Western civilization, unlike some oriental civilizations, was founded partly on the belief in individual immortality. If one looks at the Christian religion from the outside, this belief appears far more important than the belief in God. The western conception of good and evil is very difficult to separate from it. There is little doubt that the modern cult of power worship is bound up with the modern man’s feeling that life here and now is the only life there is. If death ends everything, it becomes much harder to believe that you can be in the right, even if you are defeated. Statesmen, nations, theories, causes are judged almost inevitably by the test of material success. Supposing that one can separate the two phenomena, I would say that the decay of the belief in personal immortality has been as important as the rise of machine civilization. Machine civilization has terrible possibilities, as you probably reflected the other night when the ack-ack guns started up: but the other thing has terrible possibilities too, and it cannot be said that the Socialist movement has given much thought to them.

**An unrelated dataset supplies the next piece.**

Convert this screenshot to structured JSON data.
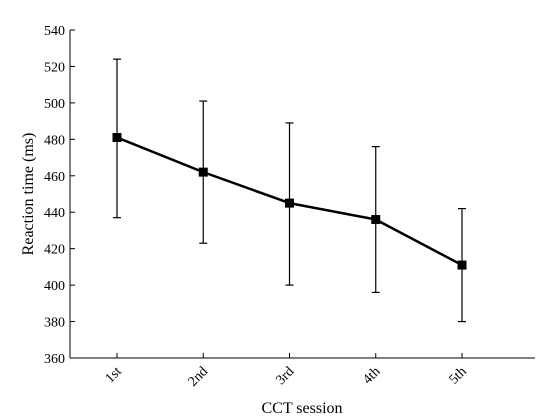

I do not want the belief in life after death to return, and in any case it is not likely to return. What I do point out is that its disappearance has left a big hole, and that we ought to take notice of that fact. Reared for thousands of years on the notion that the individual survives, man has got to make a considerable psychological effort to get used to the notion that the individual perishes. He is not likely to salvage civilization unless he can evolve a system of good and evil which is independent of heaven and hell. Marxism, indeed, does supply this, but it has never really been popularized. Most Socialists are content to point out that once Socialism has been established we shall be happier in a material sense, and to assume that all problems lapse when one’s belly is full. But the truth is the opposite: when one’s belly is empty, one’s only problem is an empty belly. It is when we have got away from drudgery and exploitation that we shall really start wondering about man’s destiny and the reason for his existence. One cannot have any worth-while picture of the future unless one realizes how much we have lost by the decay of Christianity. Few Socialists seem to be aware of this. And the Catholic intellectuals who cling to the letter of the Creeds while reading into them meanings they were never meant to have, and who snigger at anyone simple enough to suppose that the Fathers of the Church meant what they said, are simply raising smoke-screens to conceal their own disbelief from themselves.

.     .     .     .     .

I HAVE very great pleasure in welcoming the reappearance of the Cornhill Magazine after its four years’ absence. Apart from the articles—there is a good one on Mayakovsky by Maurice Bowra, and another good one by Raymond Mortimer on Brougham and Macaulay—there are some interesting notes by the editor on the earlier history of the Cornhill. One fact that these bring out is the size and wealth of the Victorian reading public, and the vast sums earned by literary men in those days. The first number of the Cornhill sold 120,000 copies. It paid Trollope £2,000 for a serial—he had demanded £3,000—and commissioned another from George Eliot at £10,000. Except for the tiny few who managed to crash into the film world, these sums would be quite unthinkable nowadays. You would have to be a top-notcher even to get into the £2,000 class. As for £10,000, to get that for a single book you would have to be someone like Edgar Rice Burroughs. A novel nowadays is considered to have done very well if it brings its author £500—a sum which a successful lawyer can earn in a single day. The book ramp is not so new as ‘Beachcomber’ and other enemies of the literary race imagine.